May 21, 2015

  • Characteristics of an Evil Heart

    From an Internet article that I thought was interesting - I condensed it.

    Below are five indicators that you may be dealing with an evil heart rather than an ordinary sinful heart.  If so, it requires a radically different treatment approach.

    1. Evil hearts are experts at creating confusion and contention.

    They twist the facts, mislead, lie, avoid taking responsibility, deny reality, make up stories, and withhold information.

    2. Evil hearts are experts at fooling others with their smooth speech and flattering words.

    But if you look at the fruit of their lives or the follow through of their words, you will find no real evidence of godly growth or change. It’s all smoke and mirrors.

    3. Evil hearts crave and demand control, and their highest authority is their own self-reference.

    They reject feedback, real accountability, and make up their own rules to live by.

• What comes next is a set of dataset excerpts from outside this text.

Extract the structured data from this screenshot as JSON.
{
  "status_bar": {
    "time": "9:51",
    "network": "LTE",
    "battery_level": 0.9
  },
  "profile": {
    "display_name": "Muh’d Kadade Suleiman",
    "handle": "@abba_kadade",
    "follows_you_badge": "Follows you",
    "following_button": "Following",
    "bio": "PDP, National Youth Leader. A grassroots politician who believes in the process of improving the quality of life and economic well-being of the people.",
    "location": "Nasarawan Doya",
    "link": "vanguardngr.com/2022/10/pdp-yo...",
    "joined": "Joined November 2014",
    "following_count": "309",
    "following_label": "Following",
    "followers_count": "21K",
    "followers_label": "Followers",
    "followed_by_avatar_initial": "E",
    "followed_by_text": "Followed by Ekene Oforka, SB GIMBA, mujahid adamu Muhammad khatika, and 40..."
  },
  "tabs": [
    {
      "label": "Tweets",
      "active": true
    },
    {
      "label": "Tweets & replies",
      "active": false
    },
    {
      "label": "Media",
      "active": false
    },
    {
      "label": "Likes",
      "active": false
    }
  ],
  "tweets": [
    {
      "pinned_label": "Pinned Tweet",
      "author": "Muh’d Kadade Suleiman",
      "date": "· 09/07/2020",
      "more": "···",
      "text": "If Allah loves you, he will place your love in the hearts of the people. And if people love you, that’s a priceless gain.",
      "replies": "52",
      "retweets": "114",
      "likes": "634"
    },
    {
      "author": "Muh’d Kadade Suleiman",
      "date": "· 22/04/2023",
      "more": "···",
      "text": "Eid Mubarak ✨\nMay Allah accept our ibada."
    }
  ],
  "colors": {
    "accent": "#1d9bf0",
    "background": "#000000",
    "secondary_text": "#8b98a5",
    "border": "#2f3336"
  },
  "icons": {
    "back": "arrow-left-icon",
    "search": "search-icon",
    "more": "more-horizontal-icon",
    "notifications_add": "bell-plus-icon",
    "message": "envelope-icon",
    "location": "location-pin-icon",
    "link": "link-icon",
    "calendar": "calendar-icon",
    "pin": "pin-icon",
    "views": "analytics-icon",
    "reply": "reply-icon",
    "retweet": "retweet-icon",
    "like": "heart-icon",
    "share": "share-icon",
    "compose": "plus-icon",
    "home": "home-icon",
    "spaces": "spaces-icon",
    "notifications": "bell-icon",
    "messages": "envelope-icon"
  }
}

They use Scripture to their own advantage but ignore and reject passages that might require self-correction and repentance.

    4. Evil hearts play on the sympathies of good-willed people, often trumping the grace card.

    They demand mercy but give none themselves. They demand warmth, forgiveness, and intimacy from those they have harmed with no empathy for the pain they have caused and no real intention of making amends or working hard to rebuild broken trust.

    5. Evil hearts have no conscience, no remorse.

    They do not struggle against sin or evil—they delight in it—all the while masquerading as someone of noble character.

    If you are working with someone who exhibits these characteristics, it’s important that you confront them head on. You must name evil for what it is. The longer you try to reason with them or show mercy towards them, the more you, as the Christian counselor, will become a pawn in his or her game.

    They want you to believe that:

    1. Their horrible actions should have no serious or painful consequences.

    When they say “I’m sorry,” they look to you as the pastor or Christian counselor to be their advocate for amnesty with the person he or she has harmed. They believe grace means they are immediately granted immunity from the relational fallout of their serious sin. They believe forgiveness entitles them to full reconciliation and will pressure you and their victim to comply.

    2. That if I talk like a gospel-believing Christian I am one, even if my actions don’t line up with my talk.

    If week after week you hear the talk but there is no change in the walk, you have every reason to question someone’s relationship with God.

    Part of our maturity as spiritual leaders is that we have been trained to discern between good and evil. Why is that so important? It’s important because evil usually pretends to be good, and without discernment we can be easily fooled (Hebrews 5:14).

    When you confront evil, chances are good that the evil heart will stop counseling with you because the darkness hates the light (John 3:20) and the foolish and evil heart reject correction (Proverbs 9:7,8). But that outcome is far better than allowing the evil heart to believe you are on his or her side, or that “he’s not that bad” or “that he’s really sorry” or “that he’s changing” when, in fact, he is not.